What is the best way to reinforce a bridge with K-Truss?

K-trusses are inherently stronger than Warren or Pratt trusses, but they are also heavier and more complex to build. The structural behaviour of the different types of trusses is similar.

Therefore, any type of truss will perform well when properly supported. The principle method used for reinforcing a bridge with K-trusses is by the addition of piers (vertical columns is usually built-in groups called ‘pier packs’.

As the pier pack can be used to carry vertical loads, both compression and tension may be transferred directly into the ground

This may prevent the need for as much vertical steel to be provided to resist tension and compression forces.

What caused the K truss to be unpopular?

This is due to the compression of the vertical members, and the shorter a member is, the better it can resist buckling from compression.

The K truss was not widely used in the United States, most likely due to its complexity.

What are k truss bridge pros and cons?

•  Pro: The cost of materials and labor is lower than a Pratt truss bridge.
•   Con: The K truss requires more steel to be provided to support the vertical members.
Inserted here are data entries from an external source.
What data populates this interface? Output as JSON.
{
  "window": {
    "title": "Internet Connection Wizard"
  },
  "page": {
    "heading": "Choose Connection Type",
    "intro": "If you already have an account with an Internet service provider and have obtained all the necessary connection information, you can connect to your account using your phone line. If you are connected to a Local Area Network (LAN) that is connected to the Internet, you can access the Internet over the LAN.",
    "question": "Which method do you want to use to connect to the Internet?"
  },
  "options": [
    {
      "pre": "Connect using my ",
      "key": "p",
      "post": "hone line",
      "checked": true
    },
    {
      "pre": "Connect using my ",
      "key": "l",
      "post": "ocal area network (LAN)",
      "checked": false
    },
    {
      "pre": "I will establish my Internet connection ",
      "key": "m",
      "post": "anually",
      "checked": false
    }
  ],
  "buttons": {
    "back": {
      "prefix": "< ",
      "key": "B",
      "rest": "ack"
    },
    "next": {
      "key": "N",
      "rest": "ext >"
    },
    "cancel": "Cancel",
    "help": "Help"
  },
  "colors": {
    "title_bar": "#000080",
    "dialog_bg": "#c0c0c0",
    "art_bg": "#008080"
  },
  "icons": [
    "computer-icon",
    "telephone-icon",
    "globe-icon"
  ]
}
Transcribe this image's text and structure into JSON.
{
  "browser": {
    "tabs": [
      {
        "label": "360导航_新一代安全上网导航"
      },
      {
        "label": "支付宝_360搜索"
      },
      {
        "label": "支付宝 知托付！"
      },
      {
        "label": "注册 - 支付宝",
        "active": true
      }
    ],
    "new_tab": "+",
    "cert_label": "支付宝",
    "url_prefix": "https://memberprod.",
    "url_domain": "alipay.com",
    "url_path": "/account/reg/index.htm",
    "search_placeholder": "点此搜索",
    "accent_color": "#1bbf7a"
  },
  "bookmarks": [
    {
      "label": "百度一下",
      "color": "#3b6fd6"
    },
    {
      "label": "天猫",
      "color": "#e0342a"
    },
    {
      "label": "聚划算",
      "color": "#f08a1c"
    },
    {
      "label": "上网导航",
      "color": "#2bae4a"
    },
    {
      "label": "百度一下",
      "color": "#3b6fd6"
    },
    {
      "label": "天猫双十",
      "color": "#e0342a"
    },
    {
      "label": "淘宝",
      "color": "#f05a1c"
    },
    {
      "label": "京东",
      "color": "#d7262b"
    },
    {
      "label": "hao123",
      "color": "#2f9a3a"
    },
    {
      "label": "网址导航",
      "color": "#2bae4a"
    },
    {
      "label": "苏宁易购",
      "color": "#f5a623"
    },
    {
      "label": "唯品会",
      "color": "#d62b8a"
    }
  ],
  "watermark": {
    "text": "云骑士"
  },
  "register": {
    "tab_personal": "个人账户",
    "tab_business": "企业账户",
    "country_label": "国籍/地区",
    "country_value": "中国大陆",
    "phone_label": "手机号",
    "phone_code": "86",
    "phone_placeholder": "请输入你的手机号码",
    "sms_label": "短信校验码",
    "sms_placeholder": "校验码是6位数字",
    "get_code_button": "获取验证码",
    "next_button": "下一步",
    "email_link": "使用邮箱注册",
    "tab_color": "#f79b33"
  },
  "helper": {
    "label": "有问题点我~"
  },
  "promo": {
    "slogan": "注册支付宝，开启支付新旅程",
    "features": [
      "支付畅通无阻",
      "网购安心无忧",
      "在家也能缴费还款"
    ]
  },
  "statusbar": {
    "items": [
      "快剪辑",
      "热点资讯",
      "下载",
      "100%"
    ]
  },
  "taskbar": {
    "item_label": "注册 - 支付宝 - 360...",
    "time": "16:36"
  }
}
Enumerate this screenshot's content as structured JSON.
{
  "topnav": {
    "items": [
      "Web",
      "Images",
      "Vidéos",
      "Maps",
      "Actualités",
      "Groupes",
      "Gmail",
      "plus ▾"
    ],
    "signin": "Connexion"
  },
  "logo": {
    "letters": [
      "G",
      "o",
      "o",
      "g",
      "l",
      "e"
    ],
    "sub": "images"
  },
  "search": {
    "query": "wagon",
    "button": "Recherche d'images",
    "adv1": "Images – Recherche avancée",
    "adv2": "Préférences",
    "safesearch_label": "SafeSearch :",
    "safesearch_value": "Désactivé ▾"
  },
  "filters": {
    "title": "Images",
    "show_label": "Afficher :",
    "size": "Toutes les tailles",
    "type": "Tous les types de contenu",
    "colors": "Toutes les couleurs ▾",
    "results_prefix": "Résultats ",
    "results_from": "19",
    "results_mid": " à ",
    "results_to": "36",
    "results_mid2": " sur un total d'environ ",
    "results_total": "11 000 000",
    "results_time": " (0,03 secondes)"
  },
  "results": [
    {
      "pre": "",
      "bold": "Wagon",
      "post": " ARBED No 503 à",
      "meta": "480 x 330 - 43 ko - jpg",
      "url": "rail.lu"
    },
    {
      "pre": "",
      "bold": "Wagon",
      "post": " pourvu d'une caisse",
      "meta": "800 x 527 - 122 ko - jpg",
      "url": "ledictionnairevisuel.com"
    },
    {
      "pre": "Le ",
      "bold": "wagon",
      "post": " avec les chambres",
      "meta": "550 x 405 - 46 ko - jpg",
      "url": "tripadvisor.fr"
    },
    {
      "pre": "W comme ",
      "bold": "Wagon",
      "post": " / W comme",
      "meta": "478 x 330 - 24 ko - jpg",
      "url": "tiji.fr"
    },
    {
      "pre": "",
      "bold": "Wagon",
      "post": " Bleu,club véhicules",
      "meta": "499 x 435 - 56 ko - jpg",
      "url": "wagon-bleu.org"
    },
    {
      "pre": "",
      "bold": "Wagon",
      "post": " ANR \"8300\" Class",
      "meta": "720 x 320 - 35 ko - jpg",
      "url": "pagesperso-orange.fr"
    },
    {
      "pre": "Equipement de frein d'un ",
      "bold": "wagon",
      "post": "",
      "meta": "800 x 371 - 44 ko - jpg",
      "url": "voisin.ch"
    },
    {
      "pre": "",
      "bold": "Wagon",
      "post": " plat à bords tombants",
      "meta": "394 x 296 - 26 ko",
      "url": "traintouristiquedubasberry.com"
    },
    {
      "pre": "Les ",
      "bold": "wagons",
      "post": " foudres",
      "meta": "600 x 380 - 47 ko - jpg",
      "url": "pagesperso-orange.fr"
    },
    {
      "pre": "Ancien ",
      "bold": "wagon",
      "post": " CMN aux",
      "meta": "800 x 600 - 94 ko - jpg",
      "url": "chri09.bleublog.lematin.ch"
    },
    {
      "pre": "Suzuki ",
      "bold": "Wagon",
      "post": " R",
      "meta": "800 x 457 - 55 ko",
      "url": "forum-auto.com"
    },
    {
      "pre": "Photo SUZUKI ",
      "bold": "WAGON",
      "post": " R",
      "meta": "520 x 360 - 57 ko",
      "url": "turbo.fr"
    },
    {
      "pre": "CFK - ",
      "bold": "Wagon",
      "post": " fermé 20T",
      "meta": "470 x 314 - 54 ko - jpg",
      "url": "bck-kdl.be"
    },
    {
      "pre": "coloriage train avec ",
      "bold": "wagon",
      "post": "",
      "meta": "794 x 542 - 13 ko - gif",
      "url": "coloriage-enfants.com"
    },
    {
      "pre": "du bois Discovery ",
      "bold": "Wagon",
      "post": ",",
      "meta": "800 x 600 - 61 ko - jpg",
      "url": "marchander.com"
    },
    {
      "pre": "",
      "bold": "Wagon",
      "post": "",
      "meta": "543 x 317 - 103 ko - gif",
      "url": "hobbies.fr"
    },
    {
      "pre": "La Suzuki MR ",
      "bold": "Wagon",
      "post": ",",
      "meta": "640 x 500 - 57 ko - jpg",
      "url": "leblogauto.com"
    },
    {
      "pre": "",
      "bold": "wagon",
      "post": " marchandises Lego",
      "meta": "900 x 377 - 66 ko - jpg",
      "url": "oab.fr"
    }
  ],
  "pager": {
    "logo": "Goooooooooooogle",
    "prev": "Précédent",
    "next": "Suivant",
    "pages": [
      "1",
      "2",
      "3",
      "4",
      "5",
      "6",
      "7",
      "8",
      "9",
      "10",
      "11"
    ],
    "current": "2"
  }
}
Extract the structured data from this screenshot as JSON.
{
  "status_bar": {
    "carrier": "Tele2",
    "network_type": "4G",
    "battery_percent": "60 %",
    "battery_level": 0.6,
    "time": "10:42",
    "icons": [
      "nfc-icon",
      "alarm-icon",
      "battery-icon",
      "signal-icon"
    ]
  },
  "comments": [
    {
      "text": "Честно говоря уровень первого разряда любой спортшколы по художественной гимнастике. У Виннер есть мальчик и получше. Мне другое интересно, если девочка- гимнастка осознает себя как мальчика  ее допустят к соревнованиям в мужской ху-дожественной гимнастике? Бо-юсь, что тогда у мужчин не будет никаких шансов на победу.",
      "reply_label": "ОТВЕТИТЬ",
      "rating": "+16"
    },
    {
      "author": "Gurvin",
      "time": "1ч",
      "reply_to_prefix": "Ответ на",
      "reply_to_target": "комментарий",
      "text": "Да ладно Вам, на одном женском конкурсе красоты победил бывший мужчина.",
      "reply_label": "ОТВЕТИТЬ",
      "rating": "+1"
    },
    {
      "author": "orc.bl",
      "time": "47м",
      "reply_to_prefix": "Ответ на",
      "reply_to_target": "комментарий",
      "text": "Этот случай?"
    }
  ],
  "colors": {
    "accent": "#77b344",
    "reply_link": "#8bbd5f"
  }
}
This increases the total steel required for both sides of the bridge and therefore, it may increase the costs of building a bridge.

What is the load distribution in K-Truss Bridge?

The steel in the joints is not required to support the members when they are in tension. So, this results in low weight on the long members and high weight on the short members.

What happens to forces of compression and tension when trusses join K truss?

When a K-truss supports a horizontal load, forces of compression and tension are transferred through the bridge’s diagonals from member to member whilst also transferring across bridge spans.